Porém, as casas foram deixando de ser locais de trabalho e começavam a se modificar. Surgiam alterações como ambientes menores, separação entre moradia e trabalho e introdução de hábitos mais reservados, permitidos com a incorporação do conceito de privacidade. De locais públicos, elas assumiam caráteres reservados, e nelas se desenvolviam comportamentos mais pessoais e íntimos. O isolamento da família passou, gradativamente, ser a principal função da casa e esta foi assumindo feições do que se convencionou, posteriormente, denominar lar.
Nesse momento, começou a despontar de forma mais proeminente o conceito conforto. O termo, em si, já era utilizado, mas sofreu mudanças profundas em seus significados. Originalmente, a palavra confortável não estava associada ao prazer ou à satisfação. Sua raiz latina confortare, vincula-se ao termo fortalecer ou consolar, e nesse sentido foi sua utilização durante séculos, e ainda tem sido: confortar a alguém em momentos difíceis, consolar. Na teologia, em inglês, o Comforter era o Espírito Santo. No sentido jurídico, dizia-se na Inglaterra, durante o século XVI que o comforter seria aquele que havia sido cúmplice de um crime, com um sentido de parceria. A ideia de quantidade suficiente, ou tolerável, boa e sem exageros, de uma determinada condição ou qualidade passou a ser incorporada posteriormente. O sentido de conveniência e bem-estar físico foi atribuído ao termo a partir do século XVIII, assim como a associação do termo com as características térmicas de um local (RYBCZYNSKI, 1996).
Mas, quando mencionamos a palavra conforto, é comum fazermos a associação entre ela e as sensações obtidas quando estamos ou não estamos sentados de forma confortável. O hábito de sentar e as posturas a ele vinculadas se modificaram bastante ao longo dos séculos. Durante a idade média, não se via cadeiras no interior das casas e casebres. Quando elas apareciam, era para dar ares de importância a quem nelas estivesse sentado. E o sentar, ocorria sem que jamais o corpo estivesse reclinado. Reis utilizavam cadeiras.
Para Rudofsky (1980), escritor, design e arquiteto, as cadeiras, ou melhor, o hábito de nelas sentar, mostrou-se algo nocivo, extremamente prejudicial e deveria ser evitado, talvez banido ou substituído por outras alternativas, como redes e tablados, ou na melhor hipótese, pelo próprio chão.

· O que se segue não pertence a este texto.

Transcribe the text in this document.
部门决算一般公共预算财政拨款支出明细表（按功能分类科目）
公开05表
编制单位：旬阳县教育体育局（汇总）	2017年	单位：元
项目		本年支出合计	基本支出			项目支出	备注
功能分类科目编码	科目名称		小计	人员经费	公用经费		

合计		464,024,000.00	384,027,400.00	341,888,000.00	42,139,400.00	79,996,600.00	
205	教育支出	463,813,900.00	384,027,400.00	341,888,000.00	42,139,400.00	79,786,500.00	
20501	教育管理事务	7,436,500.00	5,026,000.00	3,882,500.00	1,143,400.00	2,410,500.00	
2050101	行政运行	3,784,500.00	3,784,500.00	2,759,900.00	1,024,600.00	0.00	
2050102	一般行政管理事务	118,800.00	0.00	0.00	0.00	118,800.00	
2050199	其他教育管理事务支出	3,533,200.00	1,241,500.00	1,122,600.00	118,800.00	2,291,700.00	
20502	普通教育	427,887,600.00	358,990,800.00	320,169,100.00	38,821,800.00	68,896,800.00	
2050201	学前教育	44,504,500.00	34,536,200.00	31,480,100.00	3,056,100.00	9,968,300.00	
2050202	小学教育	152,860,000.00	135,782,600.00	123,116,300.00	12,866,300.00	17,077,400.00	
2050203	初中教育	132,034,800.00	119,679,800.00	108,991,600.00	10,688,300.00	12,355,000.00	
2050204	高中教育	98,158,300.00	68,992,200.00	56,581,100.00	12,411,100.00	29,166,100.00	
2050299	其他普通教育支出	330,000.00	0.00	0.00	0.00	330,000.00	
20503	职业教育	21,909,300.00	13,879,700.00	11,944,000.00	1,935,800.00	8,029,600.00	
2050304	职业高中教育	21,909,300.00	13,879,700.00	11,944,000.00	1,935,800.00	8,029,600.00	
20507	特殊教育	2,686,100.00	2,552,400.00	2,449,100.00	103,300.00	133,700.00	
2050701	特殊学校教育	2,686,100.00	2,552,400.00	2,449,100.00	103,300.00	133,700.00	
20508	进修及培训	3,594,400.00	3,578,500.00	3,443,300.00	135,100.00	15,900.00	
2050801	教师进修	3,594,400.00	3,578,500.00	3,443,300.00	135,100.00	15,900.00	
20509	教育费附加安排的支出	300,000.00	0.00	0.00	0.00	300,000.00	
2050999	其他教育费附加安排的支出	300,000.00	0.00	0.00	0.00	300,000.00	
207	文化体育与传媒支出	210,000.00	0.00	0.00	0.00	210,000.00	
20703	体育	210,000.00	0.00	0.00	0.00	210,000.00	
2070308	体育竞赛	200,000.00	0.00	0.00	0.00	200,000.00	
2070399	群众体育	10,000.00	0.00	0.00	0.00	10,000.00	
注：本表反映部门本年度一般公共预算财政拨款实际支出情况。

Para ele, sentar é um hábito adquirido, tal como fumar, e tão “saudável” quanto.
Os ocidentais foram aqueles que adotaram o sentar no alto, em cadeiras. Todos os outros se agacharam. Cada cultura encontrou conforto em uma postura que considerou adequada e manter-se fora dela é algo muito desconfortável. Alguns povos asiáticos fazem suas refeições próximos ao chão, sobre baixos tablados, sem problemas. Indianos preferem comer no chão sempre que possível, mesmo que tenham mesas de jantar em suas casas; tem os que gostam de ficar em cócoras como os indígenas e os matutos e os que não se veem de outra maneira que não seja no alto, em cadeiras, como os ocidentais, pois para eles, manter-se no chão, sem encosto para as costas, provoca formigamento das pernas, dores na coluna, mal-estar (RYBCZYNSKI, 1996).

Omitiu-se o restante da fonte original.